Brand told The Art Newspaper that as far as he knows, no reward had been paid. He says that he has “no idea” where the Van Gogh has been; his task was to encourage the intermediary to return it. This was probably done for a variety of motives: there was little to be gained by holding onto the picture, the person regretted it had been lost by a public collection and he probably felt antagonistic towards the thief. The intermediary asked where the painting should be delivered, with Brand responding “my home would be best”.
After authenticating the picture, Blühm phoned the head of conservation at the Van Gogh Museum, saying that he would be delivering "a stolen Van Gogh"—and he would be bringing it along very shortly.
The Van Gogh Museum’s immediate examination showed that the painting (oil on paper on panel) has suffered some cracks. All can be repaired, although one crack in the lower centre (just below the figure of the woman) will need to be retouched, to disguise the damage. But considering what had occurred, the work had survived remarkably well.
The painting had been insured for €2.5m, which was paid out by the insurance company to the Groninger Museum last year. The painting therefore belongs to the insurers.
The museum now has the right to buy back Van Gogh back for that sum, which it will now do. This is likely to happen this autumn, after the formalities and payment arrangements have been made. Following conservation, it will go back on display, hopefully later this year. The stolen Hals still remains unrecovered.
The Parsonage garden at Nuenen in Spring, painted in March 1884, depicts a view from the back garden of the house of Vincent’s parents. The artist was then living with them, using a small side extension of their home as his studio.
The view in the painting is from just outside Van Gogh’s studio, looking towards the far end of the garden. Beyond this lay fields and then the tower of the old church.

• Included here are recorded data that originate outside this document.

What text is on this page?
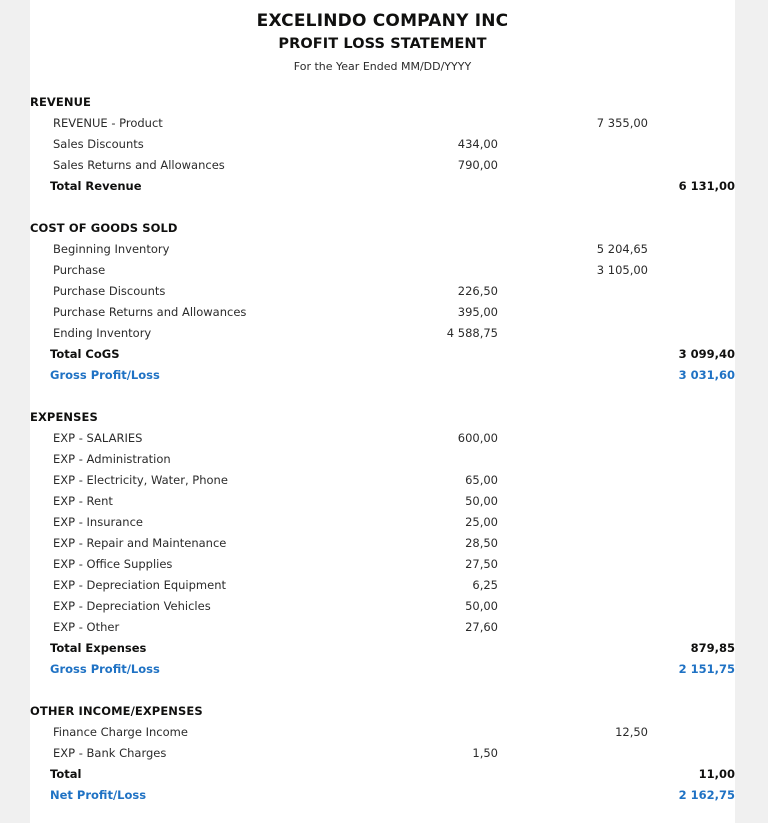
EXCELINDO COMPANY INC
PROFIT LOSS STATEMENT
For the Year Ended MM/DD/YYYY
REVENUE			
REVENUE - Product		7 355,00	
Sales Discounts	434,00		
Sales Returns and Allowances	790,00		
Total Revenue			6 131,00

COST OF GOODS SOLD			
Beginning Inventory		5 204,65	
Purchase		3 105,00	
Purchase Discounts	226,50		
Purchase Returns and Allowances	395,00		
Ending Inventory	4 588,75		
Total CoGS			3 099,40
Gross Profit/Loss			3 031,60

EXPENSES			
EXP - SALARIES	600,00		
EXP - Administration			
EXP - Electricity, Water, Phone	65,00		
EXP - Rent	50,00		
EXP - Insurance	25,00		
EXP - Repair and Maintenance	28,50		
EXP - Office Supplies	27,50		
EXP - Depreciation Equipment	6,25		
EXP - Depreciation Vehicles	50,00		
EXP - Other	27,60		
Total Expenses			879,85
Gross Profit/Loss			2 151,75

OTHER INCOME/EXPENSES			
Finance Charge Income		12,50	
EXP - Bank Charges	1,50		
Total			11,00
Net Profit/Loss			2 162,75
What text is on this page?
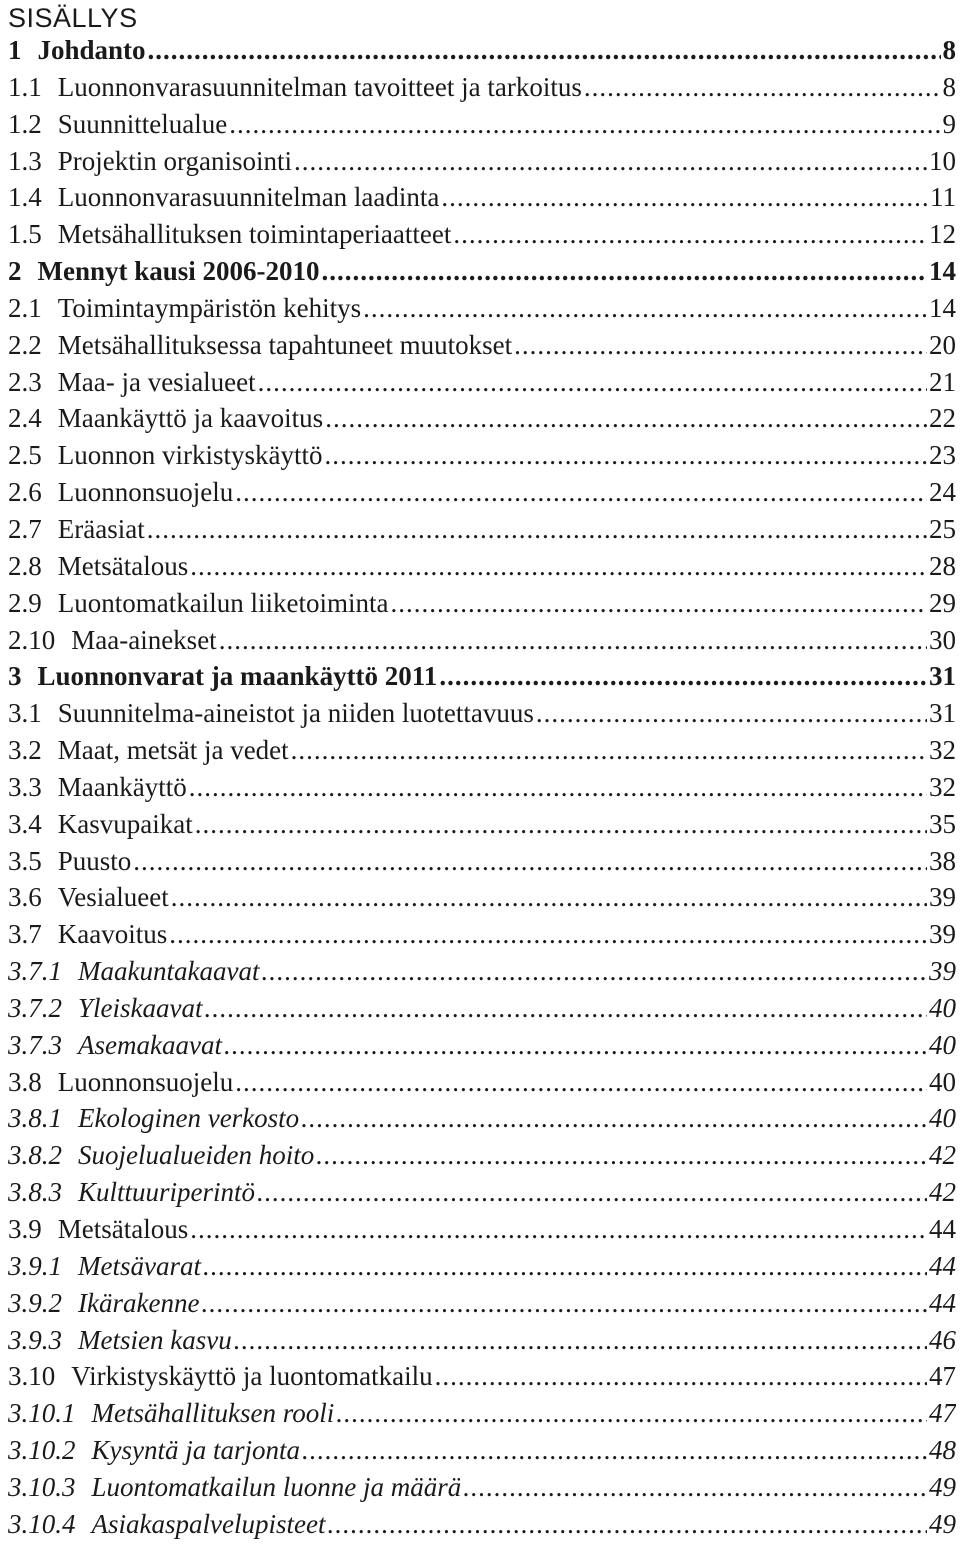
SISÄLLYS
1 Johdanto .....	8
1.1 Luonnonvarasuunnitelman tavoitteet ja tarkoitus .....	8
1.2 Suunnittelualue .....	9
1.3 Projektin organisointi .....	10
1.4 Luonnonvarasuunnitelman laadinta .....	11
1.5 Metsähallituksen toimintaperiaatteet .....	12
2 Mennyt kausi 2006-2010 .....	14
2.1 Toimintaympäristön kehitys .....	14
2.2 Metsähallituksessa tapahtuneet muutokset .....	20
2.3 Maa- ja vesialueet .....	21
2.4 Maankäyttö ja kaavoitus .....	22
2.5 Luonnon virkistyskäyttö .....	23
2.6 Luonnonsuojelu .....	24
2.7 Eräasiat .....	25
2.8 Metsätalous .....	28
2.9 Luontomatkailun liiketoiminta .....	29
2.10 Maa-ainekset .....	30
3 Luonnonvarat ja maankäyttö 2011 .....	31
3.1 Suunnitelma-aineistot ja niiden luotettavuus .....	31
3.2 Maat, metsät ja vedet .....	32
3.3 Maankäyttö .....	32
3.4 Kasvupaikat .....	35
3.5 Puusto .....	38
3.6 Vesialueet .....	39
3.7 Kaavoitus .....	39
3.7.1 Maakuntakaavat .....	39
3.7.2 Yleiskaavat .....	40
3.7.3 Asemakaavat .....	40
3.8 Luonnonsuojelu .....	40
3.8.1 Ekologinen verkosto .....	40
3.8.2 Suojelualueiden hoito .....	42
3.8.3 Kulttuuriperintö .....	42
3.9 Metsätalous .....	44
3.9.1 Metsävarat .....	44
3.9.2 Ikärakenne .....	44
3.9.3 Metsien kasvu .....	46
3.10 Virkistyskäyttö ja luontomatkailu .....	47
3.10.1 Metsähallituksen rooli .....	47
3.10.2 Kysyntä ja tarjonta .....	48
3.10.3 Luontomatkailun luonne ja määrä .....	49
3.10.4 Asiakaspalvelupisteet .....	49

The body of the church had been demolished a few decades earlier and the tower would be pulled down a year later, in spring 1885.
The woman in black in the painting remains a mystery. If an actual person, she seems to be young or middle aged, so it is unlikely to be Vincent’s elderly mother Anna. It could well be one of his sisters.
But it is also possible that she represents Vincent’s sweetheart Margot Begemann, who lived next door. She was 12 years older than him. They had an affair in the summer of 1884, to the concern of both sets of parents who thought they were a most unsuitable couple.
The relationship ended when Margot made a failed attempt at suicide. One morning in September 1884 they were walking, quite possible in the fields just beyond the parsonage, when Margot suddenly fell to the ground. Vincent quickly discovered that she had swallowed the poison strychnine and got her to vomit.
He managed to take her home. A doctor was summoned and administered an antidote, which saved her. She was quickly sent away from Nuenen, to the city of Utrecht, thus ending their relationship. The Parsonage garden at Nuenen in Spring could be a depiction of Margot and the landscape where they soon courted.